StreetSight: Auditing Public Spaces for Missing Women and Urban Infrastructure Using Google Street View
Analyzing gender representation and infrastructure quality in Mumbai, Delhi, and Navi Mumbai using Google Street View imagery.
| City | Women (avg) | Men (avg) | Prop. Women | N Locations |
|---|---|---|---|---|
| Mumbai | 0.73 | 3.12 | 0.21 | 498 |
| Delhi | 0.38 | 1.58 | 0.21 | 500 |
| Navi Mumbai | 0.48 | 1.49 | 0.24 | 437 |
Women are significantly underrepresented in public spaces across all three cities, comprising only 21-24% of visible pedestrians.
| Road Type | Prop. Women | N Annotations |
|---|---|---|
| Primary | 0.11 | 79 |
| Secondary | 0.17 | 166 |
| Tertiary | 0.19 | 293 |
| Residential | 0.24 | 1,362 |
Proportion of women is lowest on primary/secondary roads and highest in residential areas.

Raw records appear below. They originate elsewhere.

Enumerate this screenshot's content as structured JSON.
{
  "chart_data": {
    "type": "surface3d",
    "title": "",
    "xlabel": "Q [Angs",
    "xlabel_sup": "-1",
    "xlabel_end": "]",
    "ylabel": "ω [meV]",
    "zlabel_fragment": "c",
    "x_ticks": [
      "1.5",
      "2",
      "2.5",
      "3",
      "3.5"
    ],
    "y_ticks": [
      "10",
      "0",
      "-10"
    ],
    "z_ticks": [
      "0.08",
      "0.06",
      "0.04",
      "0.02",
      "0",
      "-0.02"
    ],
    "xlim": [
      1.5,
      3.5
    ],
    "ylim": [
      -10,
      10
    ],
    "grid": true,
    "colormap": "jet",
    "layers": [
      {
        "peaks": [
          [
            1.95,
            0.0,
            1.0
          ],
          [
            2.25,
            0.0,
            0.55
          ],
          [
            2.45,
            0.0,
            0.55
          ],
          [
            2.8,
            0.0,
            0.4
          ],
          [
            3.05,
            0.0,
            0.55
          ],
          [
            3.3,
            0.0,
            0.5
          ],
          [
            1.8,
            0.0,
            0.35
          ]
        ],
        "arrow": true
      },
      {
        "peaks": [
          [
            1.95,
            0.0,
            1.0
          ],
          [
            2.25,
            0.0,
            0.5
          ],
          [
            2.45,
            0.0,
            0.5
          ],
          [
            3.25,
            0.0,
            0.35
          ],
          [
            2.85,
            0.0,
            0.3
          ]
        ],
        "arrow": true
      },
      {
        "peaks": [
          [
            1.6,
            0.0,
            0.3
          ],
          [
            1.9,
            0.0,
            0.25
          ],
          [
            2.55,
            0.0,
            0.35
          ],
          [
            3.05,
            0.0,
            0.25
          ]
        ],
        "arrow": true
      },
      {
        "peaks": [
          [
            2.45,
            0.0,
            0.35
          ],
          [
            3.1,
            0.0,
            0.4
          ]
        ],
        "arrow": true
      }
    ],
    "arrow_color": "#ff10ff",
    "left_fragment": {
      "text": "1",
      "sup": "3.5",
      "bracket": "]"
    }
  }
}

| City | Potholes | Litter | Footpath | Lane Markings |
|---|---|---|---|---|
| Delhi | 1% | 27% | 19% | 17% |
| Mumbai | 1% | 21% | 50% | 29% |
| Navi Mumbai | 1% | 28% | 29% | 23% |
scripts/01_sample_locations.py Sample random road segments from OSM
↓
scripts/02_check_coverage.py Check Street View coverage (free API)
↓
scripts/03_download_images.py Download images (paid API, ~$7/1000 images)
↓
scripts/create_labelstudio_tasks.py Generate Label Studio import file
↓
Label Studio Human annotation of images
↓
notebooks/01_pipeline.ipynb Pipeline quality & bias assessment
↓
notebooks/02_annotations.ipynb Analysis and visualization
# Clone and install
git clone https://github.com/soodoku/missing_women_gsview
cd missing_women_gsview
uv sync
# Set up API key
cp .env.example .env
# Edit .env with your Google Street View API key# 1. Sample locations from OpenStreetMap
uv run python scripts/01_sample_locations.py
# 2. Check Street View coverage
uv run python scripts/02_check_coverage.py
# 3. Download images (requires API key, costs money)

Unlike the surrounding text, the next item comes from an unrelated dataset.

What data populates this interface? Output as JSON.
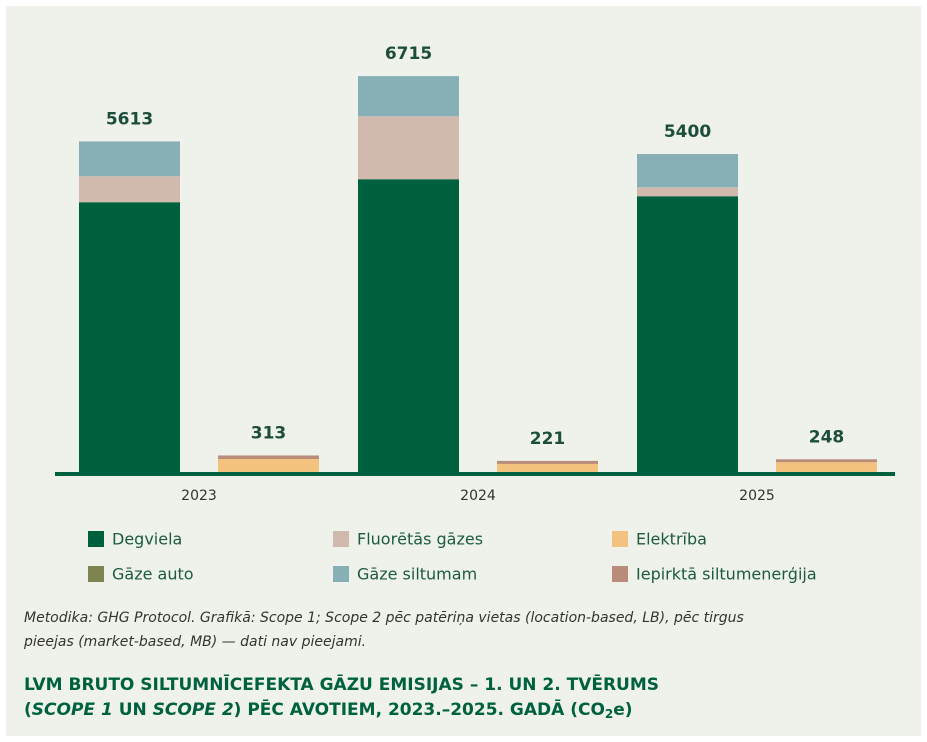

uv run python scripts/03_download_images.py
# 4. Create Label Studio tasks
uv run python scripts/create_labelstudio_tasks.py
# 5. Run analysis notebooks
uv run jupyter notebook notebooks/01_pipeline.ipynb
uv run jupyter notebook notebooks/02_annotations.ipynb- Sampled locations: 7,000 road segments (2,500 Mumbai, 2,500 Delhi, 2,000 Navi Mumbai)
- Annotated images: 1,942 tasks with human annotations
- Annotation fields: women_count, men_count, potholes, litter, footpath, lane_markings, land_use
data/
annotations/ Raw Label Studio exports
coverage/ Street View coverage results
images/ Downloaded Street View images
samples/ Sampled road locations
roads/ OSM road data
labelstudio_tasks.json
notebooks/
01_pipeline.ipynb Pipeline quality & bias assessment
02_annotations.ipynb Annotation analysis
outputs/ Generated outputs (CSVs, PNGs, HTMLs)
| File | Description |
|---|---|
notebooks/outputs/combined_annotations.csv |
Merged annotation dataset |
notebooks/outputs/city_summary.csv |
Summary statistics by city |
notebooks/outputs/annotated_locations_map.html |
Interactive map |
notebooks/outputs/sex_ratio_heatmap.html |
Prop. women heatmap |
MIT